I'm American. I grew up in the rural Midwest. The truth is that much of this country is a depressing shell of its former self. The town I grew up in is all but dead -- about 12,000 people still live there, though. The nearest big city, previously a hub of manufacturing innovation, has been on a steady decline for decades. Since the 70s, more and more powerful drugs have been flooding into the broad geographic region, decimating entire communities and creating generational cycles of poverty and addiction. It's an absolutely brutal combination that has totally killed almost all innovation and output in huge swathes of this country. Candidly, even if you brought back manufacturing to the area, the local population is so dependent on drugs that you'd struggle to even find workers today.
Today's drugs are so powerful that addicts would rather live in total poverty with drugs daily than have a high-paying job without drugs. Every small business owner in these regions knows this, but the true scope and severity of the problem can otherwise be hard to fully notice and appreciate. It's not possible to operate a small business in these regions without encountering the drug problem on a regular basis.
Do I think tariffs are going to fix this? Honestly, probably not, for the simple reason that Trump is old and won't be here much longer even if he tries to install himself as a dictator. The winning strategy for much of the world is to likely wait this out to some degree -- best case scenario for others is that this will just get reversed or significantly mitigated in 3.5 years, which is the blink of an eye on global timescales.
Nonetheless, my heart goes out to the incredible loss this country has experienced over the last few decades.

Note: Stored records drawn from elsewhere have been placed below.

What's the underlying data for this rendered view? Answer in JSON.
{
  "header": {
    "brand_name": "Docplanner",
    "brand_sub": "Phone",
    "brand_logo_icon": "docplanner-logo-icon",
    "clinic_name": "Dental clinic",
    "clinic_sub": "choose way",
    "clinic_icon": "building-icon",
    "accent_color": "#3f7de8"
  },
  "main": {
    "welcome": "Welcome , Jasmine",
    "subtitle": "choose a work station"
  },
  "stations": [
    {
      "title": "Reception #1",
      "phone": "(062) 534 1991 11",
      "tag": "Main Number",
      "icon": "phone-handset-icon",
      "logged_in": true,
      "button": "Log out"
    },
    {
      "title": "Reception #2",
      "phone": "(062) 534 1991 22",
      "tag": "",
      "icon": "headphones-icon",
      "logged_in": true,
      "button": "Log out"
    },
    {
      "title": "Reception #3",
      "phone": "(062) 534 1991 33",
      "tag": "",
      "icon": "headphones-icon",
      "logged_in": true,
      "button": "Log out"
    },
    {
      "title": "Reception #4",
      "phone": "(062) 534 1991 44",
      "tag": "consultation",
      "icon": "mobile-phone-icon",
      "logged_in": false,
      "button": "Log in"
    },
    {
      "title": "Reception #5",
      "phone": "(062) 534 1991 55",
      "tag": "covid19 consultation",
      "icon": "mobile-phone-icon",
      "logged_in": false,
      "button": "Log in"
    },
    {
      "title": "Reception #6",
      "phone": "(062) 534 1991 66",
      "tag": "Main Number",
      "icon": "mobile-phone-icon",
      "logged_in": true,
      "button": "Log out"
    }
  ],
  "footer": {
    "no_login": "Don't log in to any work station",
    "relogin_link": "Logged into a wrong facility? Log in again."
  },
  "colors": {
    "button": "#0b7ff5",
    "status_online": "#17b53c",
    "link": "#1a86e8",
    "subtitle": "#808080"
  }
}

It's truly heartbreaking and devastating that we've sold out so much of the country for short-term profits to such a degree that we can probably never break out of the cycle without severe pain and sacrifice.
I see the drug problem in my midwest city too, it's literally on my doorstep on occasion.

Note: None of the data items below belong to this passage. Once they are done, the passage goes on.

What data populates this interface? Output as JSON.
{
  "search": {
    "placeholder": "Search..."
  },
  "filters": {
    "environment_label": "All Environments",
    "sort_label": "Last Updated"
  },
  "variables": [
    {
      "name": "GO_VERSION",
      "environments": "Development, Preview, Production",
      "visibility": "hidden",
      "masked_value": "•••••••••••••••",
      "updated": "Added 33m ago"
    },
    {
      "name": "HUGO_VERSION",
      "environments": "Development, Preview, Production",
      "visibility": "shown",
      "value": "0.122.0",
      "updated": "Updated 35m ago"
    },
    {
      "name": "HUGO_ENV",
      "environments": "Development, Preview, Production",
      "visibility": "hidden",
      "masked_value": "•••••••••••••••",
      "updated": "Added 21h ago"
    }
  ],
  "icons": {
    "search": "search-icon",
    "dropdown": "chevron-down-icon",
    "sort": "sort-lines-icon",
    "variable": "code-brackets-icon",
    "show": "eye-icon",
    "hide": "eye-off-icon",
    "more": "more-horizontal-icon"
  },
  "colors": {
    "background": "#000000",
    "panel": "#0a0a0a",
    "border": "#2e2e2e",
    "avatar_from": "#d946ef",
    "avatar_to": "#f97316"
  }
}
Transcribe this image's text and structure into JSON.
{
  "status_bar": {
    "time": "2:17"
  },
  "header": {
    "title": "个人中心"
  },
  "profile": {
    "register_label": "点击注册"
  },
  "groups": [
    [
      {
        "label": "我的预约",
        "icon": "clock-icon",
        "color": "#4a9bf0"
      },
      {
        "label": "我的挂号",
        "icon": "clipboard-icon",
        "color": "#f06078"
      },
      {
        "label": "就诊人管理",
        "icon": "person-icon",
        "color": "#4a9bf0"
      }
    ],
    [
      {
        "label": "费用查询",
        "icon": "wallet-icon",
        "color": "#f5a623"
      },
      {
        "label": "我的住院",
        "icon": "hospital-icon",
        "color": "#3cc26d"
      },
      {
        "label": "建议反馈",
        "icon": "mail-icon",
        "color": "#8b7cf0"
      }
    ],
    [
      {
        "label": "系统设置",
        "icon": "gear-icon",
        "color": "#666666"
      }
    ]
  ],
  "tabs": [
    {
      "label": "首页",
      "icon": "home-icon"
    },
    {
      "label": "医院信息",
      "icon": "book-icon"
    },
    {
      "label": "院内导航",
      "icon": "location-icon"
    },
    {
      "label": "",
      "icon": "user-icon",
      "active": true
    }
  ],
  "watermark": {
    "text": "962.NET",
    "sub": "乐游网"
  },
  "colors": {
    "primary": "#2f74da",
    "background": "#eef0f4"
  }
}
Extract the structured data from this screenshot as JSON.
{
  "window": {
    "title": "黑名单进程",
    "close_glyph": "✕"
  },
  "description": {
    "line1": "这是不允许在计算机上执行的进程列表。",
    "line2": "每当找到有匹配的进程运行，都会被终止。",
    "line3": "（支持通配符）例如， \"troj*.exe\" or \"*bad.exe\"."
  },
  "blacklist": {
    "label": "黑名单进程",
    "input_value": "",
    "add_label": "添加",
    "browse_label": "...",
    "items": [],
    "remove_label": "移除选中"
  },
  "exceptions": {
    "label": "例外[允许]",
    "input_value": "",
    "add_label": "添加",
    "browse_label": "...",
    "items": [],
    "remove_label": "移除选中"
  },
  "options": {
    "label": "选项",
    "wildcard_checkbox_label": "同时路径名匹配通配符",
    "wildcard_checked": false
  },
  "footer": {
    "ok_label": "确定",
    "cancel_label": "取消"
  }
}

The country is also not struggling with high unemployment or stagnant wage growth.
Multiple things can be true at once. Tariffs are a solution to an imagined problem.

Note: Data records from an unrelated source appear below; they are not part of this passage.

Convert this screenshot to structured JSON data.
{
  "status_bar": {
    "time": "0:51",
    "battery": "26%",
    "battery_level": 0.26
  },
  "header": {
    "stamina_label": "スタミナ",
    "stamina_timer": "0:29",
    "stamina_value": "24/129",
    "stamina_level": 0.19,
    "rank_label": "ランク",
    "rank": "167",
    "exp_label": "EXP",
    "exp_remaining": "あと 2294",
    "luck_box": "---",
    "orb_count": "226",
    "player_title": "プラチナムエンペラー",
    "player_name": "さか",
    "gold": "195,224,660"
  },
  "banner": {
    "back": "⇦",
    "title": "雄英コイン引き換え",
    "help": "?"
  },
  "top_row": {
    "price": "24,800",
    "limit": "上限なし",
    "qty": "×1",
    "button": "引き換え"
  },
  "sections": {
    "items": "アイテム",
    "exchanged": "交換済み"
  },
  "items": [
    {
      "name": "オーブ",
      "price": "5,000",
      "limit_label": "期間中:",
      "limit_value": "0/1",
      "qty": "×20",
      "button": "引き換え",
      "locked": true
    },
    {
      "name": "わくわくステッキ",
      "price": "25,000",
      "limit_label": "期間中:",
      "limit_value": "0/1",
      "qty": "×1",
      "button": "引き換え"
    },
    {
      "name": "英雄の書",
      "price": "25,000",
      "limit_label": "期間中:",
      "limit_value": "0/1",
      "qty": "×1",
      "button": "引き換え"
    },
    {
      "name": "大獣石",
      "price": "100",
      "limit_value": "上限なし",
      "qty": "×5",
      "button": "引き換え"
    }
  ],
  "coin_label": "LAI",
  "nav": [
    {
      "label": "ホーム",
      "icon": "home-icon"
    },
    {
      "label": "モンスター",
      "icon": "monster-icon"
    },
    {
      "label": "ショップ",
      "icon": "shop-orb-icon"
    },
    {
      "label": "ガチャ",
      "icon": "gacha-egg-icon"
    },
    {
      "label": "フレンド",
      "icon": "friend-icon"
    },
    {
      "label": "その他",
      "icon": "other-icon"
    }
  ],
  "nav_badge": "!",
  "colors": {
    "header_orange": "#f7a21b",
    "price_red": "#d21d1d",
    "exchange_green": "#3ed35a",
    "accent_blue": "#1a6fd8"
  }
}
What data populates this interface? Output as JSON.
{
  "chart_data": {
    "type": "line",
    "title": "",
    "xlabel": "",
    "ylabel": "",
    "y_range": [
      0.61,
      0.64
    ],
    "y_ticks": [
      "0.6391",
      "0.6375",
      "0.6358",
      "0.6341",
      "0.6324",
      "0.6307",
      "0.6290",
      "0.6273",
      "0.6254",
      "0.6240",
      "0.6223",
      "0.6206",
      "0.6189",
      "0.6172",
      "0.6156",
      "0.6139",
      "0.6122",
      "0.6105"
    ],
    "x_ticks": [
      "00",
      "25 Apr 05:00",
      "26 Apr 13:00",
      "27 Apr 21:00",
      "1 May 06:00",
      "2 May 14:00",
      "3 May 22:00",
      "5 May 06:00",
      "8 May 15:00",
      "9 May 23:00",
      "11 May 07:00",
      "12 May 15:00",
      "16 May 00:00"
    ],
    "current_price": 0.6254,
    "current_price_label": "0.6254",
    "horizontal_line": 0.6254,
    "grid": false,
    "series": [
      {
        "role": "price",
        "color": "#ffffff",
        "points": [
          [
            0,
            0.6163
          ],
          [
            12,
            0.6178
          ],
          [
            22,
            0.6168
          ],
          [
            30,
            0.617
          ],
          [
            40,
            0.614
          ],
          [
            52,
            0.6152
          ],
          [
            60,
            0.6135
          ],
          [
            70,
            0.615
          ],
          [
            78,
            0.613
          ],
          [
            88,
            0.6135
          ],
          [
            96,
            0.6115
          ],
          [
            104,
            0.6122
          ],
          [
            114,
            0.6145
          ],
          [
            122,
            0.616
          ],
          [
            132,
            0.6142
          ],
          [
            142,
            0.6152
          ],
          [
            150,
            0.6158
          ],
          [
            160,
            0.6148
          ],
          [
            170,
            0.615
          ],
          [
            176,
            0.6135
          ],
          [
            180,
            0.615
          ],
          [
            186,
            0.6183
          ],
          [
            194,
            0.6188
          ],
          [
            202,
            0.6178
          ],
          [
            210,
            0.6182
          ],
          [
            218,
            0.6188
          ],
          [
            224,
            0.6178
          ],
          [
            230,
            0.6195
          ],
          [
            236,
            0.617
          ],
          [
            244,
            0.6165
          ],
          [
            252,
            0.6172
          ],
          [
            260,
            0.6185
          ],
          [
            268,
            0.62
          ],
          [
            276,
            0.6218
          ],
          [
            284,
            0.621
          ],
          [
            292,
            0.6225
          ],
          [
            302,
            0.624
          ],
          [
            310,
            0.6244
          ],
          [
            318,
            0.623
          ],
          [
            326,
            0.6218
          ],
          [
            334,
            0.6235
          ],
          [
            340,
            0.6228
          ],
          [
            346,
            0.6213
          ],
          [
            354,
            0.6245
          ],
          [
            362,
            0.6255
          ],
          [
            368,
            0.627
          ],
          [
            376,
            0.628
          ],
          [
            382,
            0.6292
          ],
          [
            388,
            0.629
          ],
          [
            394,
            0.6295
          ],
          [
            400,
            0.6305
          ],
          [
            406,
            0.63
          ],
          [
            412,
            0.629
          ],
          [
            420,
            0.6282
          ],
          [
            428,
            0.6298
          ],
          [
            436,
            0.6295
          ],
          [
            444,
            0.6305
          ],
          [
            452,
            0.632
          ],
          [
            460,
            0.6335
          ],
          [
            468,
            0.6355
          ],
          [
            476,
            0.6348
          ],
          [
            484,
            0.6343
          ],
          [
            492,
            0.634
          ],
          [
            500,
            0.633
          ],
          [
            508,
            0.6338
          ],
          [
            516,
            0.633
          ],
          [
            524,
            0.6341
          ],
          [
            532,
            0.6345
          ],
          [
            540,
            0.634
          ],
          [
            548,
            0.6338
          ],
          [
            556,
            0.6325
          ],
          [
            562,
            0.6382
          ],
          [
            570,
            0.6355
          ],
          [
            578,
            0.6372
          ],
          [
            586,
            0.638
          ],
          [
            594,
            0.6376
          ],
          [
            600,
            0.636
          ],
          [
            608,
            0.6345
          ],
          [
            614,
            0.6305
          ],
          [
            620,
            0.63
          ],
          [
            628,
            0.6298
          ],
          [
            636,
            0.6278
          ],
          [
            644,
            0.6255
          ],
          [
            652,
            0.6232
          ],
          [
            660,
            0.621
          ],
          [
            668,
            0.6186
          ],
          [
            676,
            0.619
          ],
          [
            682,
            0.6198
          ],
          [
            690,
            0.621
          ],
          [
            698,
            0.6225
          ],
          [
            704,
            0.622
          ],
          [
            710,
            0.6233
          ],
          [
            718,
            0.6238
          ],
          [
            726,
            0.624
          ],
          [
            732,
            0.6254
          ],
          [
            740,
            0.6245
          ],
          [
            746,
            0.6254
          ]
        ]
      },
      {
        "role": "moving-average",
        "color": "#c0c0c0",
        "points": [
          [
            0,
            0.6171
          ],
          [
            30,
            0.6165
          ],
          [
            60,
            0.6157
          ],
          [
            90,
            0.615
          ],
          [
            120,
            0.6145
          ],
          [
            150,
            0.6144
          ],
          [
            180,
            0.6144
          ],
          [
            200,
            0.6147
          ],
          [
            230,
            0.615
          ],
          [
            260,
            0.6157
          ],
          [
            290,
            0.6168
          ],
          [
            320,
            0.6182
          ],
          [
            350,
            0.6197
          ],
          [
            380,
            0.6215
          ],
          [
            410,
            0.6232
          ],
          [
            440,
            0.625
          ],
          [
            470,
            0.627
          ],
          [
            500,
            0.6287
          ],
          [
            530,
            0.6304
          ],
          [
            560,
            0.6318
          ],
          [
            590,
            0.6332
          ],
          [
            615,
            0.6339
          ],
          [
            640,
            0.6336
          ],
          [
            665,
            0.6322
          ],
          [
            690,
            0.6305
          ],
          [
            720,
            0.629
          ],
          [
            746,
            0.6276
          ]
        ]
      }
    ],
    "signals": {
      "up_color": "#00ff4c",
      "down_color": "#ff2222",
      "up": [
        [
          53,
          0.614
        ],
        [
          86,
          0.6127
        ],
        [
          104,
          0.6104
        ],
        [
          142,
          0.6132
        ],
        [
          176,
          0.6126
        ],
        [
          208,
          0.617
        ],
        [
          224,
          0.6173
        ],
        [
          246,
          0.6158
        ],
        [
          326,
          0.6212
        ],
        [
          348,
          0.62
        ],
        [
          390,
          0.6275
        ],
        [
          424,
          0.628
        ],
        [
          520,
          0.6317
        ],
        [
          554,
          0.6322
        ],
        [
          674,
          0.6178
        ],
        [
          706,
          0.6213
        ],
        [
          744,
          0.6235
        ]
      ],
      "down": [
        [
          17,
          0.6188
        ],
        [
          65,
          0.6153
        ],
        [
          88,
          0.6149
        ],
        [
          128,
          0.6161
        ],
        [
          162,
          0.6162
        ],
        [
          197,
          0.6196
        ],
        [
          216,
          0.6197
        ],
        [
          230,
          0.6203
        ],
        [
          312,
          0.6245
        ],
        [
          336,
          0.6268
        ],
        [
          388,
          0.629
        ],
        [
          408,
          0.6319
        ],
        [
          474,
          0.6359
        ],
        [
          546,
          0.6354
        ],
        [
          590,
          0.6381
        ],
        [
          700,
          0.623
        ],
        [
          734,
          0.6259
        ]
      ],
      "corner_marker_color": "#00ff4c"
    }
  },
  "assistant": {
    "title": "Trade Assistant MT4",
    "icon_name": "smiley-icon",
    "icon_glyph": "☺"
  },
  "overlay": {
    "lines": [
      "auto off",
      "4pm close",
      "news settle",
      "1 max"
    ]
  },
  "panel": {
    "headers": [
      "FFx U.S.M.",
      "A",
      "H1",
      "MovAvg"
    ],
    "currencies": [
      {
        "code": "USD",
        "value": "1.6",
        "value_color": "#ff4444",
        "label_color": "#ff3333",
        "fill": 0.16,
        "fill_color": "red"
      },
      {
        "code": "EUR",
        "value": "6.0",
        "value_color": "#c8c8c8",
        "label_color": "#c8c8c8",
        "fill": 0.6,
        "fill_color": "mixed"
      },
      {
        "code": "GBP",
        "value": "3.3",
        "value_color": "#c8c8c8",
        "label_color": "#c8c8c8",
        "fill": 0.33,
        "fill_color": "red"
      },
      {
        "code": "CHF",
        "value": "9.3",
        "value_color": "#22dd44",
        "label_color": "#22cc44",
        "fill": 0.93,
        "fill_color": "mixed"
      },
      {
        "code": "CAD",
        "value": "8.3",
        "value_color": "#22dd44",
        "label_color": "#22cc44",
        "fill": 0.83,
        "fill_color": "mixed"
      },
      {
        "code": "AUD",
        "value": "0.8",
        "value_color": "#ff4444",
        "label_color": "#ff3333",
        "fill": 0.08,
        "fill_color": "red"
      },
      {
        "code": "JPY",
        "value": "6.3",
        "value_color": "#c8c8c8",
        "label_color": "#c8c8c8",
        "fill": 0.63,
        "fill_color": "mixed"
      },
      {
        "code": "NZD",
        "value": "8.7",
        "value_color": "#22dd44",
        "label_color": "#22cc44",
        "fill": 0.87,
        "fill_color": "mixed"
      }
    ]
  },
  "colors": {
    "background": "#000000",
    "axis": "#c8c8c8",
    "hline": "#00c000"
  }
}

And fwiw - reshoring has been happening already, through congressional action (CHIPS, IRA), rather than presidential decree, and was doning so without wrecking the economy.
The reshoring efforts you're talking about will not come remotely close to restoring what was lost and what could have been. We're so far behind outside of software and finance it's almost unfathomable. To grasp the full cost that has been paid, you need to imagine a scenario like all of NYC, Seattle, Austin, Denver, Silicon Valley, San Francisco, etc., just don't exist at all. That kind of scale is what we've lost out on -- not in software, of course, but in most other industries.
Fly-over country should have been the site of the greatest industrial and manufacturing innovation the world has ever seen. We threw away one of the greatest opportunities in history to juice stocks for a couple decades.
That sounds nice, but "bring manufacturing back" isn't a plan. Details matter.
I think that’s part of what I find so frustrating about this. There’s an alternate history where we’d have a national effort to invest in domestic industry, especially outside of a few areas which are doing well, but that just wouldn’t look anything like this.
A good example I saw was living in New Haven years back, where they were struggling to build businesses around the Yale community. There’s a ton of unused industrial area, especially as you go east, but they didn’t have the right combination of funding environment, local workforce, and infrastructure so in practice everyone went to NYC or Boston, or SF, and the state of Connecticut kept losing out.
Fixing that would be huge, but tariffs won’t do it unless you also invest in those other things and also something like antitrust protection so the key decisions aren’t made by a handful of gigantic companies.
The lack of longevity to these tariffs is part of the problem with them. Why would anyone invest in a factory when everyone knows these tariffs are likely going to be short lived, making any capex wasted. Capital is going to try to wait this out. It's short term pain and long term pain.
The problem isn't not enough money. It's not enough distribution of money. Income inequality in the US is at 1929 levels.
I understand the emotion, but emotion alone will not get us out of this. Here is a very similar post from someone much like you:
https://news.ycombinator.com/item?id=43565630
It makes a lot of good counterpoints.
This theme of "small town USA" is dying everywhere, even here in Upstate New York. Drugs and lack of opportunity has a chokehold on everywhere in America.